Estupros na Medicina da USP

Diretor de faculdade pressionou deputados para suspender audiência que denunciou abusos

Além de telefonemas do próprio diretor, José Otávio Costa Auler Junior, que temia pelo nome da faculdade na 'lama', houve manobras para esvaziar o quórum na Assembleia Legislativa

Imagens/USP

Alunos do curso mais concorrido da universidade mais concorrida do país sofrem estupros e outras violências

São Paulo – Os deputados da Comissão de Direitos Humanos da Assembleia Legislativa de São Paulo foram pressionados diretamente pelo diretor da Faculdade de Medicina da USP (FMUSP), José Otávio Costa Auler Junior, para que não realizassem a audiência pública da última terça-feira (11) sobre as violações aos direitos humanos na faculdade.

Durante as sete horas que durou a audiência, estudantes denunciaram estupros, assédio e outros tipos de violência durante festas e trotes na instituição. Alunos contaram, por exemplo, que os agressores filmavam os estupros que eram divulgados pela internet.

O presidente da comissão, deputado Adriano Diogo (PT), disse hoje (14) que, na última sexta-feira, Auler telefonou diversas vezes para os demais parlamentares e em seguida para o seu gabinete, pedindo a ele a suspensão da audiência.

“Exaltado, aos gritos, sem me deixar falar, ele dizia que a reunião não deveria ser realizada porque iria jogar na lama o nome da instituição e que ele iria tomar providências contra os abusos”, disse Diogo à RBA, ressaltando que não houve nenhum tipo de ameaça por parte do diretor. No entanto, ocorreram pressões e até manobras para esvaziar a reunião numa tentativa de inviabilizá-la por falta de quórum. “Mas a audiência acabou realizada na marra.”

Professor titular do Departamento de Cirurgia, Auler foi vice-diretor da FMUSP na gestão 2010-2014 e eleito diretor no último 26 de setembro. A assessoria de imprensa da direção da faculdade foi procurada pela reportagem, mas não atendeu às ligações.

O caso ganhou repercussão na imprensa. No dia seguinte à audiência, o médico patologista Paulo Saldiva, que presidia uma comissão interna que apura as denúncias na USP, pediu afastamento e disse que deixará o cargo de professor, que ocupa há 18 anos, por causa da falta de providências da direção da faculdade. Em entrevista à Folha de S.Paulo, ele afirmou que o escândalo foi a “gota d`água” para sua saída, apesar de existirem outros motivos.

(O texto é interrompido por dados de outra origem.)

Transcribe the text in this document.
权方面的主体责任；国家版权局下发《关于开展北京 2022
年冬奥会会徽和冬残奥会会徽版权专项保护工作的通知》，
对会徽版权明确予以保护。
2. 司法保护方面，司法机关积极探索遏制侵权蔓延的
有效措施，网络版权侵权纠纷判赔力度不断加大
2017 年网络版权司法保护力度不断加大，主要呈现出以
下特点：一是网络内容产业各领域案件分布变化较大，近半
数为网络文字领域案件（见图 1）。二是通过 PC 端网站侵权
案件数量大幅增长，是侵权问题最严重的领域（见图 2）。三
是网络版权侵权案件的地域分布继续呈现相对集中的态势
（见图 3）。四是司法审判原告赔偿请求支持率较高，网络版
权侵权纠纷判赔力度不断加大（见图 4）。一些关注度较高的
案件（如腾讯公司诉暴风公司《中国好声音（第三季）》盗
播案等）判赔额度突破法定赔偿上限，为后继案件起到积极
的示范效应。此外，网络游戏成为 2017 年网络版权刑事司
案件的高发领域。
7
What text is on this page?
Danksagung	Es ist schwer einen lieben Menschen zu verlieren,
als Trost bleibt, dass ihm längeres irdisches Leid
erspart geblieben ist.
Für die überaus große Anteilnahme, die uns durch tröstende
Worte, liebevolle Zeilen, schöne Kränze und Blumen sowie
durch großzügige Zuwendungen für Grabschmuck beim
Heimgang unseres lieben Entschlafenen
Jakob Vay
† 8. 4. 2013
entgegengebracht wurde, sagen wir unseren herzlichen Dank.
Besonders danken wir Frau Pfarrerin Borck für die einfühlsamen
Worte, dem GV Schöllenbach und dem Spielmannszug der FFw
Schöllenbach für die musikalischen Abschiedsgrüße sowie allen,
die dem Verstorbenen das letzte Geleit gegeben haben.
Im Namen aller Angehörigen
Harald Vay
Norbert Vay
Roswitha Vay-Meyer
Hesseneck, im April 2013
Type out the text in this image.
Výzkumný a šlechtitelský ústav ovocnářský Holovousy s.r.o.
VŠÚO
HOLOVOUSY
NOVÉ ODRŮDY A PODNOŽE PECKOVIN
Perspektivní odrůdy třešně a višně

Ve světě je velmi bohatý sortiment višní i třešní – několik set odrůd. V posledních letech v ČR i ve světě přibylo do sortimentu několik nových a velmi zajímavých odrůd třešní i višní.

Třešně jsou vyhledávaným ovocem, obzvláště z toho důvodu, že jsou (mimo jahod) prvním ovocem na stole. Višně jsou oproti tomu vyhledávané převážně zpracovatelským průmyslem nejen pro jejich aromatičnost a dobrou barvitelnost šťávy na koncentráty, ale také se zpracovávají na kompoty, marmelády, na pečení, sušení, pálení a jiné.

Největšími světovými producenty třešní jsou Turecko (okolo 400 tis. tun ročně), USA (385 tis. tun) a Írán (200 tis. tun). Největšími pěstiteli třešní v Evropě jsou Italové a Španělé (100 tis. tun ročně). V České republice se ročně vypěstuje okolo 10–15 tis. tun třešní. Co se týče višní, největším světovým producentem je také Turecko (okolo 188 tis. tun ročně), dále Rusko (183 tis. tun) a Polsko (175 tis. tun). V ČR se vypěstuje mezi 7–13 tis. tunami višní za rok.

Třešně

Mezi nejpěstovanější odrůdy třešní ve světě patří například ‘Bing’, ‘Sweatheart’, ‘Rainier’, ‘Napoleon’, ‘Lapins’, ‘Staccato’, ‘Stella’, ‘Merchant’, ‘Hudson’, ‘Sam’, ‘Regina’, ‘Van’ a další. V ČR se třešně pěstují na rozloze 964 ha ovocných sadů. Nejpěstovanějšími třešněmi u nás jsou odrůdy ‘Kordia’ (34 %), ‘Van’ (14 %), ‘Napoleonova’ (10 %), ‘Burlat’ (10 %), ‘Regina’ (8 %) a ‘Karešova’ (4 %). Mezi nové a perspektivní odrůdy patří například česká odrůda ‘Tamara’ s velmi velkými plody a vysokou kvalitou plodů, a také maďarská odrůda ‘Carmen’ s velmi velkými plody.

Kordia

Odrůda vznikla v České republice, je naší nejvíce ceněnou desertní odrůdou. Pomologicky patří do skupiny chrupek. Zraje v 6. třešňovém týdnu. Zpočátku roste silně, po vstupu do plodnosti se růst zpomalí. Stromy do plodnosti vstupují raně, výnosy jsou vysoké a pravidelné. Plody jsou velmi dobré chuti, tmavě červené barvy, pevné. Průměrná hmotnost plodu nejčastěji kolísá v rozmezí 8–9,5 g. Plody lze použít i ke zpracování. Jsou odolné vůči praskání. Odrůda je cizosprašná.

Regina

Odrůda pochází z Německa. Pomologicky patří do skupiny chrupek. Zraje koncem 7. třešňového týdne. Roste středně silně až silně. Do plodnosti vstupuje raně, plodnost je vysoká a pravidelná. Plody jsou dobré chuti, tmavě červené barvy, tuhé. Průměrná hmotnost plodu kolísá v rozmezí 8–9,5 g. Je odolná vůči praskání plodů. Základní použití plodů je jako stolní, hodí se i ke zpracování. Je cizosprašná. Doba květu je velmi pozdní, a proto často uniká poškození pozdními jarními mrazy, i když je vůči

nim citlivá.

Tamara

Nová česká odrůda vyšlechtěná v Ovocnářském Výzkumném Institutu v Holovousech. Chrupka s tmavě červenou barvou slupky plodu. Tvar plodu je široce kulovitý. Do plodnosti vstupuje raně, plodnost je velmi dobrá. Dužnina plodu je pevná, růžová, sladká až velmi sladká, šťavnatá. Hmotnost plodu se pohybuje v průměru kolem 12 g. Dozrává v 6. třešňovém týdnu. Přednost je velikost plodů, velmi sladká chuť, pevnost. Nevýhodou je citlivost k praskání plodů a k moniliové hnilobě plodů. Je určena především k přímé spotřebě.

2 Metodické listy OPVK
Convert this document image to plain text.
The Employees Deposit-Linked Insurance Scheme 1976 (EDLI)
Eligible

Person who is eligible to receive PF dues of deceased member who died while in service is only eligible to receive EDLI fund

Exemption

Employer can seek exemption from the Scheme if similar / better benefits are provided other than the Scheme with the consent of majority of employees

Na última quinta, o estudante do 3° ano da FMUSP, Felipe Scalisa publicou artigo em que diz, entre outras coisas, que a faculdade “precisa da ajuda da sociedade civil para conseguir se espelhar em ética, e que o isolamento da universidade é algo pernicioso”.

Para o diretor da Associação dos Docentes da USP (Adusp), Francisco Miraglia, que participou da audiência, o caso é grave, e pior: não é novidade na Faculdade de Medicina, nem na USP como um todo e muito menos em outros cursos de outras universidades.

No entanto, segundo Miraglia, a novidade é que desta vez as pessoas resolveram falar, contando em detalhes. “Foi aberta uma ‘caixa de pandora’ em que o nome da faculdade parece ser mais importante que a dignidade humana”, disse, elogiando a coragem de jovens de menos de 20 anos, futuras médicas, que contaram detalhes das agressões sofridas. “O caso exige ser tratado com firmeza.”

As denúncias estão sendo investigadas pelo Ministério Público de São Paulo. Há dois meses, a promotora Paula de Figueiredo Silva, da Promotoria de Direitos Humanos, tomou conhecimento da situação quando foi procurada por um estudante que relatou violações constantes de direitos fundamentais, especialmente relacionadas a mulheres e homossexuais.